18/10/2021

Anche in Malawi le solite balle sulle donne morte per aborto clandestino

'Fake news' dal Malawi sugli aborti clandestini. 
Il London Telegraph ha scritto che 12.000 donne muoiono ogni anno in Malawi  a causa dell'aborto clandestino. E il Royal College of Obstetricians and Gynecologists lo ha sostenuto con un Twit.

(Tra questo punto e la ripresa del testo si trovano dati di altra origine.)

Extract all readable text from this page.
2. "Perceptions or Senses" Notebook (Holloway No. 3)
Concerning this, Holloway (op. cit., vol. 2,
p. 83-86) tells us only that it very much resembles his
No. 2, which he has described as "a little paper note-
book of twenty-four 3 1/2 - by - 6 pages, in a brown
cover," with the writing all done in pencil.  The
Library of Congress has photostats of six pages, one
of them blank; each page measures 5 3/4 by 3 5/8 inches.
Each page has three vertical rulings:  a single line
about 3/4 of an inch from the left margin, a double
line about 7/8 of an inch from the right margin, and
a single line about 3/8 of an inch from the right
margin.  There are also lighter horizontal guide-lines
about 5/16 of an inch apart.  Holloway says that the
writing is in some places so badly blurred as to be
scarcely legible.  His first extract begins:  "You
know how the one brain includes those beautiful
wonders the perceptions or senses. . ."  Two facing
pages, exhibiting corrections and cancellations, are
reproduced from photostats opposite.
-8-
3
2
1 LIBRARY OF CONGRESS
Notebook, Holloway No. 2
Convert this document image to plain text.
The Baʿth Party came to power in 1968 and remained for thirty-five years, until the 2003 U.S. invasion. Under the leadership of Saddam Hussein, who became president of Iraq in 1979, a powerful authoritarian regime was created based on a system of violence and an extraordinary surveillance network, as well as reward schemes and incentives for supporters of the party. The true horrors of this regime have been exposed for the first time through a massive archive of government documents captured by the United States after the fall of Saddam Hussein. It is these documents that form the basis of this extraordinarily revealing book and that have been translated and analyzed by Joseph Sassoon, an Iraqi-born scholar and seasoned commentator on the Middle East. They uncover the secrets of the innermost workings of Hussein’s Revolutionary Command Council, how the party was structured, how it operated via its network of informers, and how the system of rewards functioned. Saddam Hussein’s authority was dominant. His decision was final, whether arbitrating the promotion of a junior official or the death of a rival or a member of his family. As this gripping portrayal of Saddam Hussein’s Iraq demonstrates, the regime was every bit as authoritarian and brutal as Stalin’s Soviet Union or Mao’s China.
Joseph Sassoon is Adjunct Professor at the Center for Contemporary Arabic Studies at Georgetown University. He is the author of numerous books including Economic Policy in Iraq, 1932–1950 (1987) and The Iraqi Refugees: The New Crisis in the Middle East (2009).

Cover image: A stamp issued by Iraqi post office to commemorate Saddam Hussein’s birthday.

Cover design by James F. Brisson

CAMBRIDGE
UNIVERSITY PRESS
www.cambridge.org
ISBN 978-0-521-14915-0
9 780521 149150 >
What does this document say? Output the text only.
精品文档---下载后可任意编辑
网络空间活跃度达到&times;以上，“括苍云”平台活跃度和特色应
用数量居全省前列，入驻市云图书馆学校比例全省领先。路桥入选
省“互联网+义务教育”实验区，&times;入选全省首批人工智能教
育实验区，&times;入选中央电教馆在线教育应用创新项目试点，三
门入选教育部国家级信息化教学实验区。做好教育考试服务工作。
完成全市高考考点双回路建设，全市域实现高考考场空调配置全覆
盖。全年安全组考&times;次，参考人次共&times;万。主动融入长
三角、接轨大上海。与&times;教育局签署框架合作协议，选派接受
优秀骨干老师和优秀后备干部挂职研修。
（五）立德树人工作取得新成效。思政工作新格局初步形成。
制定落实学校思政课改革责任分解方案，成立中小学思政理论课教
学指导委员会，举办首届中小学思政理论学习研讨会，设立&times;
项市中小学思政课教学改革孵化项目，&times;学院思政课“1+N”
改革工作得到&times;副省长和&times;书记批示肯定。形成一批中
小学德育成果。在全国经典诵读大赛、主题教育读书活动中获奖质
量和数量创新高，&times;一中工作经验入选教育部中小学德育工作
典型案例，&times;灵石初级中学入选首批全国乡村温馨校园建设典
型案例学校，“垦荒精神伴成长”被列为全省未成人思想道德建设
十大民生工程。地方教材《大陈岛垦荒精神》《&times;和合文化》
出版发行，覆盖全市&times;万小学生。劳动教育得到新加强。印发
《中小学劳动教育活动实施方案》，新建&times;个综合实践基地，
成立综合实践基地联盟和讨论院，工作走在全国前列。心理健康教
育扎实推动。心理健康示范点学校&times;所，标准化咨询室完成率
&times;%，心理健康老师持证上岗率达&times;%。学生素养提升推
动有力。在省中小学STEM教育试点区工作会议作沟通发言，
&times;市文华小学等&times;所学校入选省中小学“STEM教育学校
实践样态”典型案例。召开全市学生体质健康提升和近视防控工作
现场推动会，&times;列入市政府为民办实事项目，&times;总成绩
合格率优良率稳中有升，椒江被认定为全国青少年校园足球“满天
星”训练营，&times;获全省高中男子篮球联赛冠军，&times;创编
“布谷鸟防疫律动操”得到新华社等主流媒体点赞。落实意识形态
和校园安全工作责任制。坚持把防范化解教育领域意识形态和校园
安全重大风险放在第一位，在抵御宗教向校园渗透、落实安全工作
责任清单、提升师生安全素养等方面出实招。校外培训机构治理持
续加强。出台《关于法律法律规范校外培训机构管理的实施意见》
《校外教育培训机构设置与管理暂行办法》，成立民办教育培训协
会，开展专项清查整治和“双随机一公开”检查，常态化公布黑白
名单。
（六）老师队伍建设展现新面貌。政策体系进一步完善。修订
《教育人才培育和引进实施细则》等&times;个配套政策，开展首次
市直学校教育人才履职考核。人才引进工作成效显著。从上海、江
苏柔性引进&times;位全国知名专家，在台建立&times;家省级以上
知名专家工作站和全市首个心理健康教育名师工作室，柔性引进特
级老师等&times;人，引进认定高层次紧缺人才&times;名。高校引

Tuttavia, il dottor Calum Miller , esperto di etica e psichiatra dell'Università di Oxford, ha appena pubblicato un articolo (sottoposto a revisione paritaria) sull'International Journal of Environmental Research and Public Health che solleva seri interrogativi sul numero di donne morte per aborto illegale.
 
Afferma che "solo il 6-7% delle morti materne in Malawi sono attribuibili all'aborto indotto o spontaneo - combinati - per un totale di circa 70-150 decessi all'anno".
"Le affermazioni nei media mainstream di migliaia di donne che muoiono ogni anno a causa di aborti non sicuri in Malawi non hanno alcun fondamento empirico", scrive.
 
La legalizzazione dell'aborto non riduce il numero di morti materne. 
Un articolo sulla rivista BMC Women's Health ha osservato che "C'è poca o nessuna ricerca sulle leggi sull'aborto e sul loro impatto sulla mortalità materna". Il dottor Miller ritiene che "Una volta presi in considerazione i fattori socioeconomici e infrastrutturali, sembra esserci poca o nessuna relazione tra la legislazione sull'aborto e la mortalità per aborto".
 
Questo è un importante problema di salute. Nel caso del Malawi, gli aiuti esteri dal Regno Unito sono stati dati in modo sproporzionato ai programmi di pianificazione familiare, piuttosto che al rafforzamento dei sistemi sanitari.